Monday, October 13, 2008

(TALKZIMBABWE) Soros warns world markets will fall again

Soros warns world markets will fall again
This Is Money
Mon, 13 Oct 2008 03:38:00 +0000
George Soros

BILLIONAIRE investor George Soros said the financial crisis is the worst since the Great Depression and the markets will fall once more this year after a brief rebound, it was reported today.

“We had a good bottom,” Soros told Bloomberg News, referring to Wall Street's rally following JPMorgan Chase's deal to buy beleaguered Bear Stearns.

“This will probably not prove to be the final bottom,” he predicted, adding the rebound may last anywhere from six weeks to three months as the US moves closer to a recession.

Soros said he recommends the creation of an exchange with a sound capital structure and strict margin requirements, where current and future contracts could be traded.

He also said banks must control their own borrowing and curtail lending to clients such as hedge funds by demanding greater collateral and margin requirements on loans.

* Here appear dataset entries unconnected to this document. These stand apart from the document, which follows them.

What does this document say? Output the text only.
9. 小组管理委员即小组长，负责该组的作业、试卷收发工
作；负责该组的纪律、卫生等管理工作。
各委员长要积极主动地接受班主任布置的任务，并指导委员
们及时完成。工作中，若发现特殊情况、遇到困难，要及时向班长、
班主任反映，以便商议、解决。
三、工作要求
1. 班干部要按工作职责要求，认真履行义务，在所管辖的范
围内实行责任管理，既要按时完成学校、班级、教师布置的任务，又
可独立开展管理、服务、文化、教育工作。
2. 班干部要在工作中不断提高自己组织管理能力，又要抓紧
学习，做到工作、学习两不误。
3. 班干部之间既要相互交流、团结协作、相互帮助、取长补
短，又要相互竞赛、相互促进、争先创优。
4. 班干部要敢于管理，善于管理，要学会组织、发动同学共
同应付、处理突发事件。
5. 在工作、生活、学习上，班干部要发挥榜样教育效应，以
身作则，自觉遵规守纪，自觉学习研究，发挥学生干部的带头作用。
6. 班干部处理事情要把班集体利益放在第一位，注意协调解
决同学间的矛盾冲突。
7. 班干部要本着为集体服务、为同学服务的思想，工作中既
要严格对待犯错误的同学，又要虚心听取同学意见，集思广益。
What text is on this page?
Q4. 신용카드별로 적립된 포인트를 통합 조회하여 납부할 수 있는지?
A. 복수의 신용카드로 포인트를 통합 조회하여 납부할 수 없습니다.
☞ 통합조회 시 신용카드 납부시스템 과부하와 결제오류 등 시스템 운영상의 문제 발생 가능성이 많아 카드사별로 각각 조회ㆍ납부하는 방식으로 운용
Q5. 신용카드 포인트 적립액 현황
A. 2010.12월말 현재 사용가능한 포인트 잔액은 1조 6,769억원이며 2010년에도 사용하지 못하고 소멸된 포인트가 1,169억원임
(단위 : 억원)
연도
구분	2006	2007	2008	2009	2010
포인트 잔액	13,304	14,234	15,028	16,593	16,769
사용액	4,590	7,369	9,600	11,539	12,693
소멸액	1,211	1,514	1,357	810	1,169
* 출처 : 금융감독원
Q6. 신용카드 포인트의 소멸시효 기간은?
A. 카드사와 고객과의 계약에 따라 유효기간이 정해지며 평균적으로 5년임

His words re-state the warning he gave in January, in an article in the Financial Times.

Then, he said that although the financial crisis resembles other crises since the end of the Second World War, “There is a profound difference: the current crisis marks the end of an era of credit expansion based on the dollar as the international reserve currency.

“The periodic crises were part of a larger boom-bust process. The current crisis is the culmination of a super-boom that has lasted for more than 60 years.”

He criticized the tendency of authorities to intervene in the economy and markets - as the US Fed did during the market turmoil earlier this year. This "moral hazard" encouraged more borrowing and expansion and led to widespread belief in "market fundamentalism" in the Eighties - "regulations have been progressively relaxed until they have practically disappeared".

“The super-boom got out of hand when the new products became so complicated that the authorities could no longer calculate the risks and started relying on the risk management methods of the banks themselves.

“Similarly, the rating agencies relied on the information provided by the originators of synthetic products. It was a shocking abdication of responsibility.”